Basic dlt

When working with dlt, you should think in terms of two main components: your source and your destination. In our case, the source will be a simple list of dictionaries defined in our code, and the destination will be the same DuckDB database we’ve been using throughout this course.

This setup allows us to explore the basics of how a dlt pipeline works without adding complexity. Once you're comfortable with the mechanics, you can easily scale up to dynamic sources like APIs or cloud storage.

import os

import dlt

data = [
    {"id": 1, "name": "Alice"},
    {"id": 2, "name": "Bob"},
]


@dlt.source
def simple_source():
    @dlt.resource
    def load_dict():
        yield data

    return load_dict


pipeline = dlt.pipeline(
    pipeline_name="simple_pipeline",
    destination=dlt.destinations.duckdb(os.getenv("DUCKDB_DATABASE")),
    dataset_name="mydata",
)

load_info = pipeline.run(simple_source())

The code above does the following:

  1. Creates a list containing two dicts called data.
  2. Uses the dlt.source decorator to define a source function, inside of this source is a dlt.resource decorated function that yields the list defined above.
  3. Creates a pipeline using dlt.pipeline() that sets the pipeline name, destination (DuckDB) and name of the dataset as it will appear in DuckDB.
  4. Executes the pipeline with pipeline.run.

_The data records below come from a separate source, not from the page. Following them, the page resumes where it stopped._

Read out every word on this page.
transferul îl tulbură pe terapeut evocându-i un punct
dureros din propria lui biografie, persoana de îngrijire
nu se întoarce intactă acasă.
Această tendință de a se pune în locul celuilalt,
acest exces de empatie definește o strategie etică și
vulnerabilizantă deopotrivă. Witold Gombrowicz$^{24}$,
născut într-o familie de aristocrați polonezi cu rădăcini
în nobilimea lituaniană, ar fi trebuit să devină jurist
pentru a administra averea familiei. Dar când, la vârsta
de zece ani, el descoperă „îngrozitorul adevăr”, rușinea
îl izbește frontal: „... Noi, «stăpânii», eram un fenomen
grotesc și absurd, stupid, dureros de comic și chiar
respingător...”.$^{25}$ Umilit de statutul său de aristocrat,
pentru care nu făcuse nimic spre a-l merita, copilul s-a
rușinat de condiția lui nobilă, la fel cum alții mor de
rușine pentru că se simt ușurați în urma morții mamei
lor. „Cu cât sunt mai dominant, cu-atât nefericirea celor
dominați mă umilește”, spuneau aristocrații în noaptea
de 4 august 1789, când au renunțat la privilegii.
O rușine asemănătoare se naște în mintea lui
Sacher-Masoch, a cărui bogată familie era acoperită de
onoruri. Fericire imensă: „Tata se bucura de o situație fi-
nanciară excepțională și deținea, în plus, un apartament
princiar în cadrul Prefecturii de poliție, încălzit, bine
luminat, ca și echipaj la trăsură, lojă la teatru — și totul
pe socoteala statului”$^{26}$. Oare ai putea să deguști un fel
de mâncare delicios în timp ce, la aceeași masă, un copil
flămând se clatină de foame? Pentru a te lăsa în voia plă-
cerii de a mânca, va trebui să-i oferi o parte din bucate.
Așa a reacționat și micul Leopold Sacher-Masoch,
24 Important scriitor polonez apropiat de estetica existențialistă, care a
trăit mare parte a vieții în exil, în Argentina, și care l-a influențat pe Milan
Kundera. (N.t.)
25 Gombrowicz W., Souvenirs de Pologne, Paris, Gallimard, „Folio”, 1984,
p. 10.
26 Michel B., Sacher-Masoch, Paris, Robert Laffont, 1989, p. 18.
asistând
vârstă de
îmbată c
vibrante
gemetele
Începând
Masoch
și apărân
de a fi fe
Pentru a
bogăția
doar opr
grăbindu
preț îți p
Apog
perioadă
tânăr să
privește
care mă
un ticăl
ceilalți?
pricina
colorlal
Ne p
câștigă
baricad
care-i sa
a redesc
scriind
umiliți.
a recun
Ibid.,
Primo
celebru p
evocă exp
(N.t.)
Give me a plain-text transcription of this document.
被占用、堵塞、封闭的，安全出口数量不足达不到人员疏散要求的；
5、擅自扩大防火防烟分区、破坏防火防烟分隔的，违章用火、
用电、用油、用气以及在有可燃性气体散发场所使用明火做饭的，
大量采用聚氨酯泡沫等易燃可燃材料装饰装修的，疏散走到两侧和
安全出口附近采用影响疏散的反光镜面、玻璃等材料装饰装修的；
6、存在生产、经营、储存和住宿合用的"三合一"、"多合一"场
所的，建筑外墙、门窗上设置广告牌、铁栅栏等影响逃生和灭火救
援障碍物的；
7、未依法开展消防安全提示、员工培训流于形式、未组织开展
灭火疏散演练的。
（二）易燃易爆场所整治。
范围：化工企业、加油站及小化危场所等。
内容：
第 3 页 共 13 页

We can execute this code by running the file:

python dlt_quick_start.py

Since dlt is a pure Python framework, there are no additional services or heavy dependencies required, it runs natively in your Python environment.

dlt Benefits

What should stand out most about the dlt approach is how much more ergonomic and streamlined it is compared to the code we previously wrote by hand. If you recall, when working directly with DuckDB, we had to manually manage several steps:

  1. Stage the data by writing it to a CSV file.
  2. Define the target table and schema in DuckDB ahead of time.
  3. Load the data using a COPY statement.

With dlt, all of these responsibilities are abstracted away. Once you define your destination, dlt takes care of the rest. From managing the schema and table creation to inferring data types and performing the actual data load is handled by dlt. This greatly reduces boilerplate code and makes your ETL pipelines more maintainable and adaptable.